Ruqayyah masuk Islam bersamaan ketika Ibunya Khadijah juga memilih Islam. Setelah itu Utsman bin Affan menikahinya di Makkah. Hati Ruqayyah pun berseri-seri dengan pernikahannya ini, karena Utsman adalah seorang Muslim yang beriman teguh, berbudi luhur, tampan, kaya raya, dan dari golongan bangsawan Quraisy.

Setelah pernikahan itu, penderitaan kaum Muslimin bertambah berat, dengan tekanan dan penindasan kaum kafir Quraisy. Ketika penderitaan kaum Muslimin bertambah berat, termasuk keluarga Rasululah, maka dengan berat hati Nabi mengizinkan Utsman beserta keluarganya dan beberapa Muslim lainnya untuk berhijrah ke negeri Habasyah.

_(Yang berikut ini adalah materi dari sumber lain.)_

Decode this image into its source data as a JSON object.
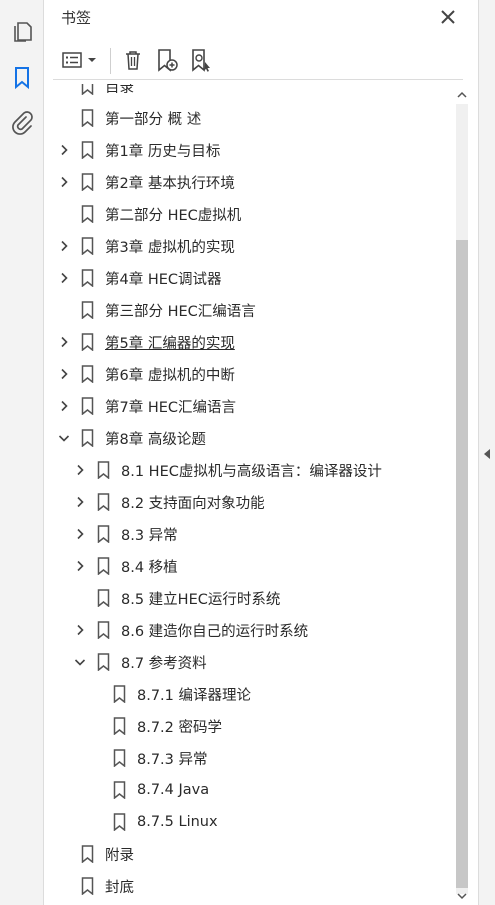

Rombongan muhajirin ke Habasyah ini membawa 11 orang wanita. Ini berarti bahwa wanita Muslim adalah bagian dari dakwah dan jihad di jalan Allah SWT. Mereka meninggalkan kesenangan hidup berupa harta, anak dan keluarga serta negeri demi Allah.

Anas bin Malik meriwayatkan, Utsman bin Affan keluar bersama istrinya, Ruqayyah, putri Rasulullah SAW menuju negeri Habasyah. Lama Rasulullah SAW tidak mendengar kabar kedua orang itu. Kemudian datang seorang wanita Quraisy berkata, "Wahai Muhammad, aku telah melihat menantumu bersama istrinya."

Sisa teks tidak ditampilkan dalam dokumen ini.